In further randomness, last night I heard a seriously inebriated reference to the classic Milwaukee punk band Die Kreuzen (click here for details). As the link shows, while the first element is quite often pronounced like English to die (rather than German [di:]) the preferred pronunciation of Kreuzen is German-like: with the diphthong of 'boy' and the
The name is class punk: It's fake German — it's 'the crosses', except that the German plural would be Kreuze. I don't know if they got it from a dative plural form (which has an -n) or just took the wrong plural allomorph, but the plural is too big. The guy I couldn't help overhearing — let's call him Mr. Sloppy — was going on and on about various great shows of bygone days, including one by this band. Thing is, he called them Die Kreuzens. I know enough cases of double plural forms, but this is at least historically a triple. Whoa.
3 comments:
Non-standard chilluns, as in "All God's chilluns got wings", is historically child+er+en+s.

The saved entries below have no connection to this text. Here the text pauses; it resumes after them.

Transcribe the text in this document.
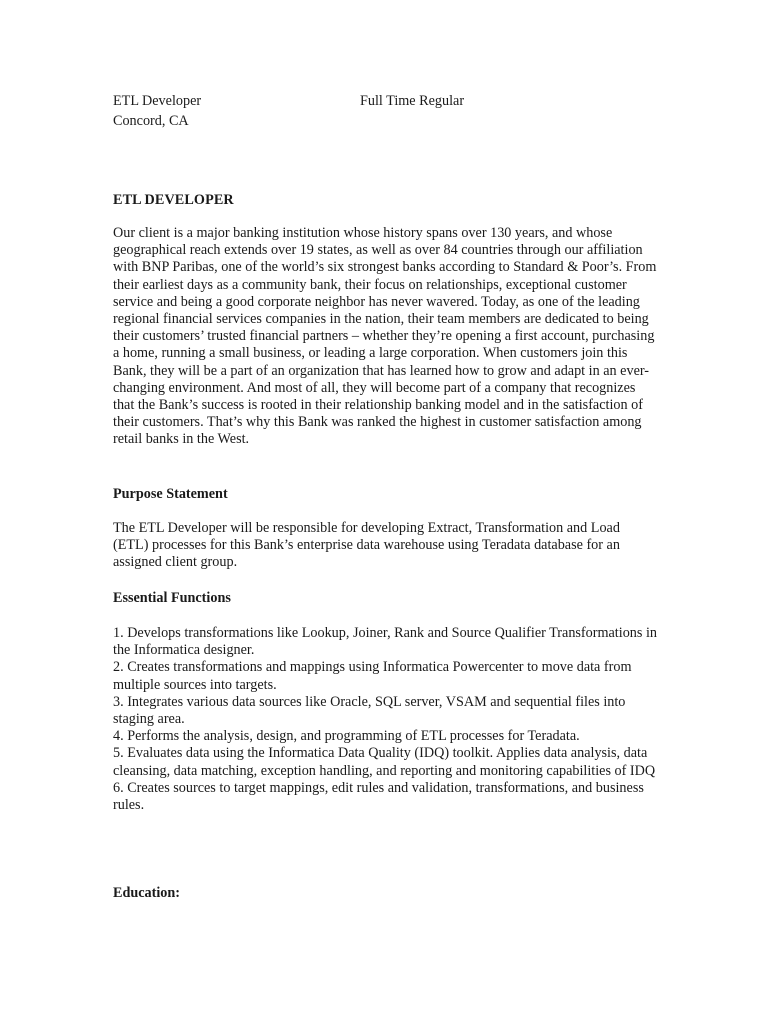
ETL Developer	Full Time Regular
Concord, CA
ETL DEVELOPER

Our client is a major banking institution whose history spans over 130 years, and whose geographical reach extends over 19 states, as well as over 84 countries through our affiliation with BNP Paribas, one of the world’s six strongest banks according to Standard & Poor’s. From their earliest days as a community bank, their focus on relationships, exceptional customer service and being a good corporate neighbor has never wavered. Today, as one of the leading regional financial services companies in the nation, their team members are dedicated to being their customers’ trusted financial partners – whether they’re opening a first account, purchasing a home, running a small business, or leading a large corporation. When customers join this Bank, they will be a part of an organization that has learned how to grow and adapt in an ever-changing environment. And most of all, they will become part of a company that recognizes that the Bank’s success is rooted in their relationship banking model and in the satisfaction of their customers. That’s why this Bank was ranked the highest in customer satisfaction among retail banks in the West.

Purpose Statement

The ETL Developer will be responsible for developing Extract, Transformation and Load (ETL) processes for this Bank’s enterprise data warehouse using Teradata database for an assigned client group.

Essential Functions
1. Develops transformations like Lookup, Joiner, Rank and Source Qualifier Transformations in the Informatica designer.
2. Creates transformations and mappings using Informatica Powercenter to move data from multiple sources into targets.
3. Integrates various data sources like Oracle, SQL server, VSAM and sequential files into staging area.
4. Performs the analysis, design, and programming of ETL processes for Teradata.
5. Evaluates data using the Informatica Data Quality (IDQ) toolkit. Applies data analysis, data cleansing, data matching, exception handling, and reporting and monitoring capabilities of IDQ
6. Creates sources to target mappings, edit rules and validation, transformations, and business rules.
Education:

"Kreutzen" is, mutatis mutandis, the plural in Yiddish, though it's an infrequent word; the more common word for cross is borrowed from Hebrew, presumably to express contempt, but also as a euphemism. The -n plural here is not unexpected; it's a consequence of the apocope that all original Germanic words (as opposed to NHG borrowings) in Yiddish underwent. I wouldn't be surprised if some of the German dialects with apocope have the plural "Kreutzen."
Someone once told me that nonstandard "Bedouins" is a triple plural, but I don't think that's true.
Thanks. Yeah, tons of German dialects have a distinctly more Yiddish-like pattern here. Plurals have leveled in complex ways, and I think we get this kind of pattern (whether or not with this word) even in some non-apocopating dialects.
Whatever the story on Bedouin (and I may have heard that somewhere too), John was right: There ARE some other triples out there.